Outro paraense de grande repercussão envolvido é o empresário George Washington de Oliveira Sousa. Ele foi condenado a 9 anos e 4 meses de prisão pela tentativa de atentado a bomba perto do Aeroporto de Brasília em dezembro de 2022. Outros são Helmi Tavares de Oliveira, que foi candidato a vereador em São Félix do Xingu nas eleições de 2020, e Robson Barbosa da Silva, também candidato, mas nas eleições de 2016, no município de Trairão. A lista foi divulgada no ano passado pela/DF.

Outros nomes divulgados à época que de paraenses presos entre os dias 9 e 9 foram de Antônio Geovane Sousa de Sousa, de 23 anos, morador da cidade de Novo Progresso, no sudoeste do Pará; um grupo de quatro apoiadores radicais de Bolsonaro, compostos por moradores de Santarém, entre eles, o advogado Francisco Andrade da Conceição e o casal Orivaldo e Francimara Aguiar, sócios-proprietários da empresa Mega Massa; Roniclei Teixeira, de Jacundá, sudeste paraense; e Toni Guerreiro, de Capanema, no nordeste do Pará.

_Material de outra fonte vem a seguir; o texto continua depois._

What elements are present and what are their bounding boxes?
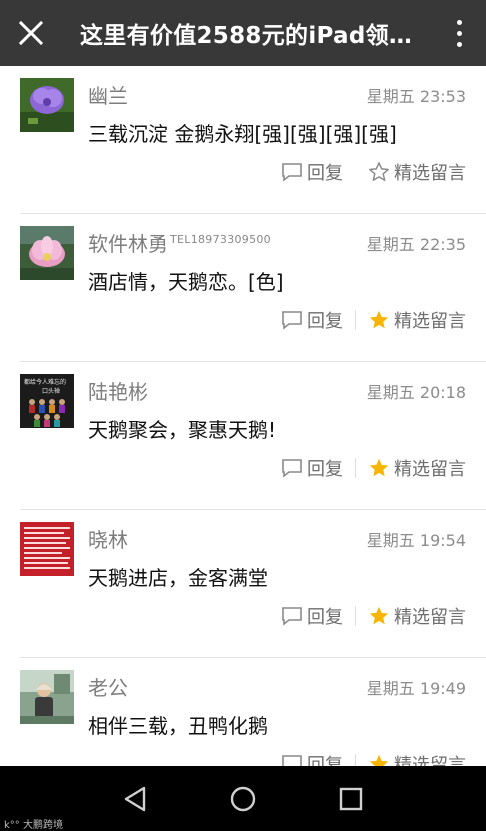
- comment-actions: 回复 精选留言: [281, 306, 466, 334]
- comment-time: 星期五 19:49: [366, 679, 466, 698]
- nav-home-button[interactable]: [226, 782, 260, 816]
- more-menu-button[interactable]: [446, 14, 472, 52]
- feature-comment-button[interactable]: 精选留言: [368, 751, 466, 766]
- comment-text: 三载沉淀 金鹅永翔[强][强][强][强]: [88, 122, 397, 146]
- watermark-logo-icon: k°°: [4, 820, 23, 831]
- close-button[interactable]: [0, 0, 62, 66]
- comment-author: 陆艳彬: [88, 380, 148, 404]
- system-navigation-bar: [0, 766, 486, 831]
- comment-text: 天鹅进店，金客满堂: [88, 566, 268, 590]
- comment-text: 酒店情，天鹅恋。[色]: [88, 270, 284, 294]
- comment-author: 晓林: [88, 528, 128, 552]
- reply-button[interactable]: 回复: [281, 307, 343, 333]
- watermark: k°° 大鹏跨境: [4, 820, 63, 831]
- comment-item: 软件林勇 TEL18973309500 星期五 22:35 酒店情，天鹅恋。[色]…: [0, 214, 486, 362]
- reply-icon: [282, 311, 302, 330]
- back-triangle-icon: [124, 786, 146, 812]
- feature-comment-button[interactable]: 精选留言: [368, 159, 466, 185]
- feature-comment-button[interactable]: 精选留言: [368, 603, 466, 629]
- comment-actions: 回复 精选留言: [281, 750, 466, 766]
- svg-text:都给今人难忘的: 都给今人难忘的: [24, 378, 66, 386]
- feature-comment-button[interactable]: 精选留言: [368, 307, 466, 333]
- comment-time: 星期五 19:54: [366, 531, 466, 550]
- star-filled-icon: [369, 606, 389, 625]
- reply-button[interactable]: 回复: [281, 455, 343, 481]
- close-icon: [19, 21, 43, 45]
- star-filled-icon: [369, 458, 389, 477]
- feature-comment-button[interactable]: 精选留言: [368, 455, 466, 481]
- avatar[interactable]: [20, 78, 74, 132]
- star-filled-icon: [369, 310, 389, 329]
- comment-time: 星期五 23:53: [366, 87, 466, 106]
- comment-author: 软件林勇 TEL18973309500: [88, 232, 271, 256]
- avatar[interactable]: 都给今人难忘的 口头禅: [20, 374, 74, 428]
- comment-item: 晓林 星期五 19:54 天鹅进店，金客满堂 回复 精选留言: [0, 510, 486, 658]
- star-outline-icon: [369, 162, 389, 181]
- comment-actions: 回复 精选留言: [281, 454, 466, 482]
- comment-list[interactable]: 幽兰 星期五 23:53 三载沉淀 金鹅永翔[强][强][强][强] 回复 精选…: [0, 66, 486, 766]
- reply-button[interactable]: 回复: [281, 603, 343, 629]
- star-filled-icon: [369, 754, 389, 766]
- reply-icon: [282, 607, 302, 626]
- reply-icon: [282, 459, 302, 478]
- reply-button[interactable]: 回复: [281, 751, 343, 766]
- avatar[interactable]: [20, 522, 74, 576]
- comment-time: 星期五 20:18: [366, 383, 466, 402]
- nav-back-button[interactable]: [118, 782, 152, 816]
- avatar[interactable]: [20, 226, 74, 280]
- more-vertical-icon: [456, 19, 462, 25]
- svg-text:口头禅: 口头禅: [42, 387, 60, 395]
- comment-text: 天鹅聚会，聚惠天鹅!: [88, 418, 277, 442]
- recents-square-icon: [339, 787, 363, 811]
- comment-item: 老公 星期五 19:49 相伴三载，丑鸭化鹅 回复 精选留言: [0, 658, 486, 766]
- comment-text: 相伴三载，丑鸭化鹅: [88, 714, 268, 738]
- avatar[interactable]: [20, 670, 74, 724]
- reply-icon: [282, 755, 302, 766]
- comment-item: 幽兰 星期五 23:53 三载沉淀 金鹅永翔[强][强][强][强] 回复 精选…: [0, 66, 486, 214]
- home-circle-icon: [230, 786, 256, 812]
- page-title: 这里有价值2588元的iPad领…: [80, 23, 410, 49]
- comment-author: 幽兰: [88, 84, 128, 108]
- comment-actions: 回复 精选留言: [281, 602, 466, 630]
- comment-item: 都给今人难忘的 口头禅 陆艳彬 星期五 20:18 天鹅聚会，聚惠天鹅! 回复 …: [0, 362, 486, 510]
- top-app-bar: 这里有价值2588元的iPad领…: [0, 0, 486, 66]
- reply-button[interactable]: 回复: [281, 159, 343, 185]
- comment-author: 老公: [88, 676, 128, 700]
- comment-time: 星期五 22:35: [366, 235, 466, 254]
- comment-actions: 回复 精选留言: [281, 158, 466, 186]
- reply-icon: [282, 163, 302, 182]
- nav-recents-button[interactable]: [334, 782, 368, 816]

O cenário antes e depois da invasão às sedes três Poderes

A cientista política Karen Santos avalia que a conjuntura da polarização, desde 2018, contextualiza os ataques de 08 de janeiro de 2023. Para ela, a vitória apertada de Lula diante de Bolsonaro em 2022 denotava uma governabilidade frágil e cautelosa. “O 8 de janeiro foi alimentado pelos acampamentos na frente dos quartéis de todo o Brasil”, afirma, complementando que a inércia diante da situação teve mais impacto do que a capacidade de interceptação do sistema de inteligência. “O evento foi um drama anunciado”, diz.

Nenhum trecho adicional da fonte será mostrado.